2. We cannot see our thoughts, or hear, or taste, or feel them; and yet what mighty power they have!

3. Sir Isaac Newton was seated in his garden on a summer's evening, when he saw an apple fall from a tree. He began to think, and, in trying to find out why the apple fell, discovered how the earth, sun, moon, and stars are kept in their places.

4. A boy named James Watt sat quietly by the fireside, watching the lid of the tea kettle as it moved up and down. He began to think; he wanted to find out why the steam in the kettle moved the heavy lid.

5. From that time he went on thinking and thinking; and when he became a man, he improved the steam engine so much that it could, with the greatest ease, do the work of many horses.

6. When you see a steamboat, a steam mill, or a locomotive, remember that it would never have been built if it had not been for the hard thinking of someone.

7. A man named Galileo was once standing in the cathedral of Pisa, when he saw a chandelier swaying to and fro.

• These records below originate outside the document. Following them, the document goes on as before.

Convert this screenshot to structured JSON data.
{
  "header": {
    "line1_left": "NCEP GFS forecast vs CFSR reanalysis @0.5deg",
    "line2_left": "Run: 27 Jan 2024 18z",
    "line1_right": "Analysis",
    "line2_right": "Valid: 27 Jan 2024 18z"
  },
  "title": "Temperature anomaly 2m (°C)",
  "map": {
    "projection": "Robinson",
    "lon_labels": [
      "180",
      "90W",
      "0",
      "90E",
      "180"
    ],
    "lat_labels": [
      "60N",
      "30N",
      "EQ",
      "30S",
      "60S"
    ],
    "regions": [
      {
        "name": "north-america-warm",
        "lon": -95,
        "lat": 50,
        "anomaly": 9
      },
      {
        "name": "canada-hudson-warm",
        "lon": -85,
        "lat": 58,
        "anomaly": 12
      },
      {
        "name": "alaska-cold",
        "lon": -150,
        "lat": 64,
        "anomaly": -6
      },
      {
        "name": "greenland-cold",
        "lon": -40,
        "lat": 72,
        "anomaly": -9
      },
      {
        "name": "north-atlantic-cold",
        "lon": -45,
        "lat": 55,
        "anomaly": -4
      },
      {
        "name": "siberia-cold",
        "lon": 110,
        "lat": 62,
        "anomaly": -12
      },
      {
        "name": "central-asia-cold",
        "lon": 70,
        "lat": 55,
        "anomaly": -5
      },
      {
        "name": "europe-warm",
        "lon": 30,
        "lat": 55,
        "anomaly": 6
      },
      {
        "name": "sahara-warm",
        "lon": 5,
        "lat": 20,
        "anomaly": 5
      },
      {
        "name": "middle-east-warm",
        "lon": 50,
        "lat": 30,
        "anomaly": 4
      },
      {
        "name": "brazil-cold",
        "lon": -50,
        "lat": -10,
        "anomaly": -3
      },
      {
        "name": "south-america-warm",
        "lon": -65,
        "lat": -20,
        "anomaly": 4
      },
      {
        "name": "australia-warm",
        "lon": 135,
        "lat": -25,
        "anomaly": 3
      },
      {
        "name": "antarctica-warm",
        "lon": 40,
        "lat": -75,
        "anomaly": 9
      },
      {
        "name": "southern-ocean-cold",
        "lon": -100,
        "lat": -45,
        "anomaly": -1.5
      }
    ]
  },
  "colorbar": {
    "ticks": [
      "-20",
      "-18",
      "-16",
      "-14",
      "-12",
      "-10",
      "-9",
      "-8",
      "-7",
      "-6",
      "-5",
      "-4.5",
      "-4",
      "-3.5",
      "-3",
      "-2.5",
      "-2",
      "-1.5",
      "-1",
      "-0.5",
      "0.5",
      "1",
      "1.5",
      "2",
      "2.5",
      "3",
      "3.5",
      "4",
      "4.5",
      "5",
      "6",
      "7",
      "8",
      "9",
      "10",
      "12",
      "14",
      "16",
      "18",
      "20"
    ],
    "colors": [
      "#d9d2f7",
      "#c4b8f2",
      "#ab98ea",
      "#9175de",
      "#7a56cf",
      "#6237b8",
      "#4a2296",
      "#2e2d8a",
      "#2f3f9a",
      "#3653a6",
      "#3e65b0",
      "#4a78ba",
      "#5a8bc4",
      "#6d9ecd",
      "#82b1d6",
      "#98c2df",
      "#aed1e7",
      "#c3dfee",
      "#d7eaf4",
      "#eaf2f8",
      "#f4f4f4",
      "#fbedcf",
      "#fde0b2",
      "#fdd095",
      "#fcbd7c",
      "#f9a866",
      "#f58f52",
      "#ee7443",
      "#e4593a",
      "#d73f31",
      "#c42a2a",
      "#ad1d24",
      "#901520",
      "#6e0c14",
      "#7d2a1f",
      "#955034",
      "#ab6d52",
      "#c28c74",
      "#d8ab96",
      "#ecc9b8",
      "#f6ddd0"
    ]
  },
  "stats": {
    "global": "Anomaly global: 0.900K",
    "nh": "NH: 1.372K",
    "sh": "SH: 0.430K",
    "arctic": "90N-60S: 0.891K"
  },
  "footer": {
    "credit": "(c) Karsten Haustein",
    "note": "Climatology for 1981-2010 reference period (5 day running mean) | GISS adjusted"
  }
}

8. This set him thinking, and it led to the invention of the pendulum.

9. James Ferguson was a poor Scotch shepherd boy. Once, seeing the inside of a watch, he was filled with wonder. 'Why should I not make a watch?' thought he.

10. But how was he to get the materials out of which to make the wheels and the mainspring? He soon found how to get them: he made the mainspring out of a piece of whalebone. He then made a wooden clock which kept good time.

11. He began, also, to copy pictures with a pen, and portraits with oil colors. In a few years, while still a small boy, he earned money enough to support his father.

12. When he became a man, he went to London to live. Some of the wisest men in England, and the king himself, used to attend his lectures. His motto was, 'I will think of it;' and he made his thoughts useful to himself and the world.

13. Children, when you have a difficult lesson to learn, don't feel discouraged, and ask someone to help you before helping yourselves. Think, and by thinking you will learn how to think to some purpose.

Teaching Guide:

Step 1: Study the New Words

  • Listen to the new words.
  • Recite each of the new words aloud.

Step 2: Examine the Lesson Image

Describe the image, its setting, and its characters.

Step 3: Read the Lesson Passage

  • Find each new word in the passage.
  • Practice reading the passage, both silently and aloud.
  • Upon mastering the passage, recite it aloud to your instructor.